Committee Examines Options for Sevastopol School

As the diagram accompanying this story illustrates, Sevastopol School is a consolidation of buildings dating back to 1924. The next addition came in 1946, followed by another in 1965, then nothing until the 1990s, when three separate additions were necessary.

“We’re busting at the seams right now,” said a member of the newly created Citizens Facility Advisory Committee at the group’s fourth meeting on Dec. 11.

At that meeting, two members of Bray Architects – Craig Stranathan and Ryan Sands – presented a number of options for either renovating existing buildings, reconstructing some buildings or starting all over with a new building.

Sevastopol School District Superintendent Kyle Luedtke, who came to the district this year from the Benton District in southeastern Wisconsin, said one of the things he found on his desk when he took office was a set of Bray architectural plans from the last time the district was considering bringing up a referendum for a new school. The district sent out surveys on the proposal in November 2015, and the reaction was not favorable.

At Luedtke’s first board meeting in August, he mentioned those plans and thought it should be added to the agenda for the next school board meeting, but the board said they wanted to start fresh, so a special meeting was called for Sept. 7, and that is when the Citizens Facility Advisory Committee (CFAC) was formed.

Roch Lautenbach (right), Sevastopol School District’s director of buildings & grounds, speaks during the Dec. 11 Citizens Facility Advisory Committee. Standing in the background is Craig Stranathan of Bray Architects. Photo by Jim Lundstrom.

“Board members gave me a list of residents of the district, so I sent them a letter inviting them to serve on the committee and we sent a postcard to every mailbox of residents in our district, inviting them to join up. All are welcome,” Luedtke said.

At the Dec. 11 meeting, 29 people took part in the committee, which first heard options from the Bray representatives and then broke into small groups for discussion before returning to the large group. There were also several members of the public observing from the sidelines.

“Bray divides us into small groups for discussion, and every time we mix up who you’re sitting with to get different minds thinking together,” Luedtke said.

While Luedtke said it is far too early in the process to see a clear path to one of the options, he said, “It’s obvious something needs to be done. The next couple of meetings will give us even more focus on our direction.”

Here are the options that were presented, with very ballpark figures:

Option 1:  Infrastructure upgrades of roofing, windows, plumbing, HVAC and electrical. No additions or renovations. Cost range:  $3.6 to $3.77 million.

Option 2:  Demolish the 1924 structure and replace with a two-story addition for grade school, infrastructure upgrades to the middle and high school as well as additions and renovations to the tech ed, commons, cafeteria and kitchen. Cost range:  $35 to $37 million.

Option 3:  Build a new two-story all-grades building on district property. Cost range:  $47.5 to $50 million. Stranathan of Bray referred to this as the “pie-in-the-sky” option. However, several committee members seemed to voice support for building a new, 21st century school.

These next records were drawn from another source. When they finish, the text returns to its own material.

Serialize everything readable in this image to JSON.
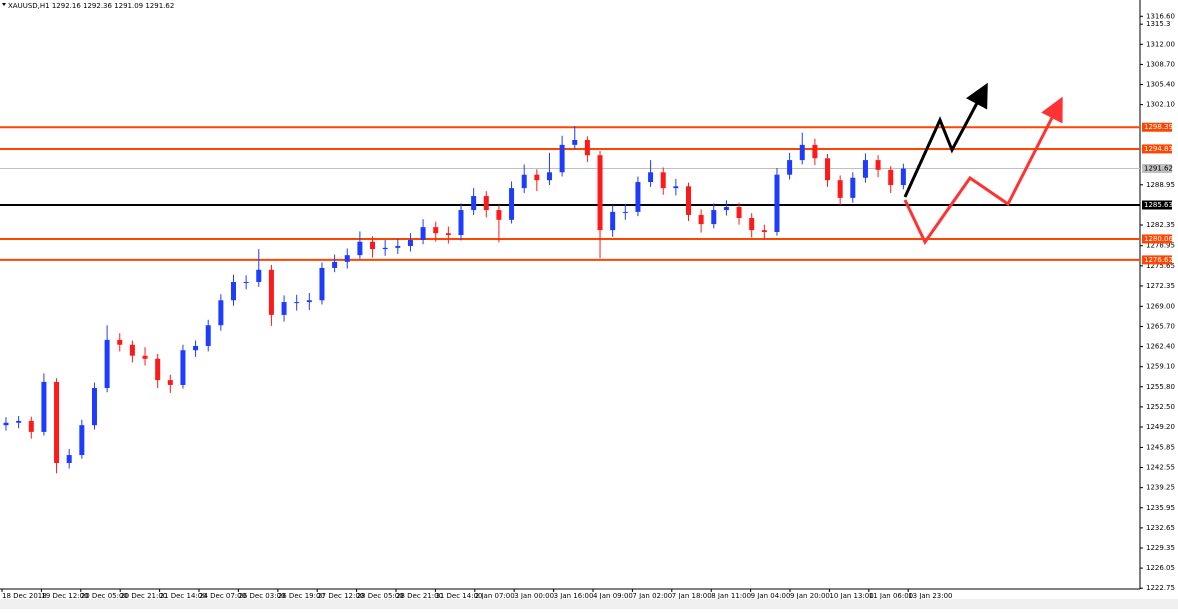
{
  "chart_data": {
    "type": "candlestick",
    "title": "XAUUSD,H1  1292.16 1292.36 1291.09 1291.62",
    "categories": [
      "18 Dec 2018",
      "19 Dec 12:00",
      "20 Dec 05:00",
      "20 Dec 21:00",
      "21 Dec 14:00",
      "24 Dec 07:00",
      "26 Dec 03:00",
      "26 Dec 19:00",
      "27 Dec 12:00",
      "28 Dec 05:00",
      "28 Dec 21:00",
      "31 Dec 14:00",
      "2 Jan 07:00",
      "3 Jan 00:00",
      "3 Jan 16:00",
      "4 Jan 09:00",
      "7 Jan 02:00",
      "7 Jan 18:00",
      "8 Jan 11:00",
      "9 Jan 04:00",
      "9 Jan 20:00",
      "10 Jan 13:00",
      "11 Jan 06:00",
      "13 Jan 23:00"
    ],
    "up_color": "#1e3cff",
    "down_color": "#ff1a1a",
    "open": [
      1249.5,
      1249.9,
      1250.2,
      1248.4,
      1256.6,
      1243.3,
      1244.6,
      1249.5,
      1255.6,
      1263.5,
      1262.7,
      1260.9,
      1260.4,
      1256.9,
      1256.1,
      1261.8,
      1262.5,
      1265.9,
      1270.0,
      1273.0,
      1273.0,
      1275.0,
      1267.6,
      1269.7,
      1269.7,
      1270.0,
      1275.3,
      1276.3,
      1277.4,
      1279.6,
      1278.4,
      1278.6,
      1278.9,
      1279.9,
      1282.0,
      1281.0,
      1280.7,
      1284.8,
      1287.1,
      1284.8,
      1283.2,
      1288.4,
      1290.6,
      1289.7,
      1291.0,
      1295.5,
      1296.3,
      1293.8,
      1281.5,
      1284.5,
      1284.5,
      1289.4,
      1291.0,
      1288.4,
      1288.7,
      1284.0,
      1282.5,
      1284.8,
      1285.3,
      1283.5,
      1281.5,
      1281.2,
      1290.6,
      1293.0,
      1295.5,
      1293.3,
      1289.7,
      1286.8,
      1290.1,
      1293.0,
      1291.4,
      1288.9
    ],
    "high": [
      1250.8,
      1251.0,
      1250.9,
      1258.0,
      1257.2,
      1245.6,
      1250.4,
      1256.5,
      1265.9,
      1264.6,
      1263.4,
      1262.3,
      1261.2,
      1257.8,
      1262.7,
      1263.4,
      1266.8,
      1271.0,
      1274.2,
      1274.1,
      1278.4,
      1275.8,
      1270.8,
      1270.9,
      1271.2,
      1276.2,
      1277.5,
      1278.5,
      1281.3,
      1280.5,
      1279.9,
      1280.1,
      1281.0,
      1283.3,
      1282.9,
      1282.1,
      1285.9,
      1288.4,
      1287.9,
      1285.6,
      1289.5,
      1292.3,
      1291.5,
      1294.2,
      1297.0,
      1298.6,
      1296.9,
      1294.5,
      1285.6,
      1285.8,
      1290.3,
      1293.0,
      1291.8,
      1289.9,
      1289.3,
      1284.9,
      1285.9,
      1286.4,
      1286.0,
      1284.3,
      1282.4,
      1291.7,
      1294.2,
      1297.5,
      1296.5,
      1294.0,
      1290.5,
      1291.0,
      1294.1,
      1293.8,
      1292.0,
      1292.4
    ],
    "low": [
      1248.6,
      1249.0,
      1247.3,
      1247.8,
      1241.6,
      1242.4,
      1244.0,
      1248.8,
      1254.9,
      1261.6,
      1259.8,
      1259.3,
      1255.6,
      1254.8,
      1255.5,
      1260.7,
      1261.6,
      1265.0,
      1269.1,
      1271.8,
      1272.2,
      1265.8,
      1266.5,
      1268.3,
      1268.4,
      1269.3,
      1274.6,
      1275.2,
      1276.8,
      1277.0,
      1277.3,
      1277.6,
      1278.0,
      1279.2,
      1279.6,
      1279.3,
      1279.8,
      1284.0,
      1283.6,
      1279.5,
      1282.6,
      1287.6,
      1287.9,
      1288.9,
      1290.3,
      1294.8,
      1292.7,
      1276.9,
      1280.4,
      1283.2,
      1283.8,
      1288.6,
      1287.3,
      1287.2,
      1283.0,
      1281.1,
      1281.8,
      1283.9,
      1282.4,
      1280.3,
      1280.0,
      1280.6,
      1289.8,
      1292.3,
      1292.2,
      1288.6,
      1285.6,
      1286.0,
      1289.3,
      1290.2,
      1287.6,
      1288.2
    ],
    "close": [
      1249.9,
      1250.2,
      1248.4,
      1256.6,
      1243.3,
      1244.6,
      1249.5,
      1255.6,
      1263.5,
      1262.7,
      1260.9,
      1260.4,
      1256.9,
      1256.1,
      1261.8,
      1262.5,
      1265.9,
      1270.0,
      1273.0,
      1273.0,
      1275.0,
      1267.6,
      1269.7,
      1269.7,
      1270.0,
      1275.3,
      1276.3,
      1277.4,
      1279.6,
      1278.4,
      1278.6,
      1278.9,
      1279.9,
      1282.0,
      1281.0,
      1280.7,
      1284.8,
      1287.1,
      1284.8,
      1283.2,
      1288.4,
      1290.6,
      1289.7,
      1291.0,
      1295.5,
      1296.3,
      1293.8,
      1281.5,
      1284.5,
      1284.5,
      1289.4,
      1291.0,
      1288.4,
      1288.7,
      1284.0,
      1282.5,
      1284.8,
      1285.3,
      1283.5,
      1281.5,
      1281.2,
      1290.6,
      1293.0,
      1295.5,
      1293.3,
      1289.7,
      1286.8,
      1290.1,
      1293.0,
      1291.4,
      1288.9,
      1291.6
    ],
    "levels": [
      {
        "value": 1298.39,
        "color": "#ff4500"
      },
      {
        "value": 1294.83,
        "color": "#ff4500"
      },
      {
        "value": 1285.63,
        "color": "#000000"
      },
      {
        "value": 1280.06,
        "color": "#ff4500"
      },
      {
        "value": 1276.62,
        "color": "#ff4500"
      },
      {
        "value": 1291.62,
        "color": "#c0c0c0"
      }
    ],
    "ylim": [
      1222.62,
      1319.27
    ],
    "yticks": [
      {
        "value": 1316.6,
        "label": "1316.60"
      },
      1315.3,
      {
        "value": 1312,
        "label": "1312.00"
      },
      {
        "value": 1308.7,
        "label": "1308.70"
      },
      {
        "value": 1305.4,
        "label": "1305.40"
      },
      {
        "value": 1302.1,
        "label": "1302.10"
      },
      1288.95,
      1282.35,
      1278.95,
      1275.65,
      1272.35,
      {
        "value": 1269,
        "label": "1269.00"
      },
      {
        "value": 1265.7,
        "label": "1265.70"
      },
      {
        "value": 1262.4,
        "label": "1262.40"
      },
      {
        "value": 1259.1,
        "label": "1259.10"
      },
      {
        "value": 1255.8,
        "label": "1255.80"
      },
      {
        "value": 1252.5,
        "label": "1252.50"
      },
      {
        "value": 1249.2,
        "label": "1249.20"
      },
      1245.85,
      1242.55,
      1239.25,
      1235.95,
      1232.65,
      1229.35,
      1226.05,
      1222.75
    ]
  }
}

Option 4:  Infrastructure upgrades and renovations for the middle and high schools and a new two-story elementary addition. Cost range:  $31.5 to $33 million.

One thing Luedtke wants to do to propel the process, and he will ask the school board to do so, is spend $3,300 to have the Applied Population Laboratory at the University of Wisconsin-Madison do a future population study.

“We want to know what the student population is going to be in the future,” he said. “We’re not only building for kids today but for student populations of the future. When they built the original building back in 1924, their enrollment was 349. You’ve got to plan for the future. That’s why the additions were added, to account for the growing population. Now some of our additions are getting up there in age and we have to decide what we need for a facility. To have UW do a study of what our projected enrollment is should give us a ballpark of what we should plan for.”

Luedtke said CFAC has about 10 more meetings scheduled, but he would not be surprised if even more are needed to meet all the concerns of the school district’s constituents. Eventually, a survey will go out to district residents.

“We’ll listen to what the community tells us in the surveys,” he said. “This committee is going to do its due diligence. We’ve got a lot of good people on there.”

Luedtke feels that last time the district sent out surveys in advance of a possible construction referendum, the needs at the school were not effectively communicated to the voters. He wants to avoid that this time, which is why CFAC is formed and why he puts out an invitation to tour the school.

“We will give a tour to anyone who wants one,” Luedtke said. “Get in touch with Roch Lautenbach (director of buildings and grounds) or myself. We’ll be having set tour dates as well. We want our public to come in. If it has to be during the evening, give us a call and we’ll work that out. But it would be great if it’s during the day because we’d like to have the citizens see how the building operates with students in it. It’s one thing to walk through when the kids are not here and a totally different thing to see it when the students are here.”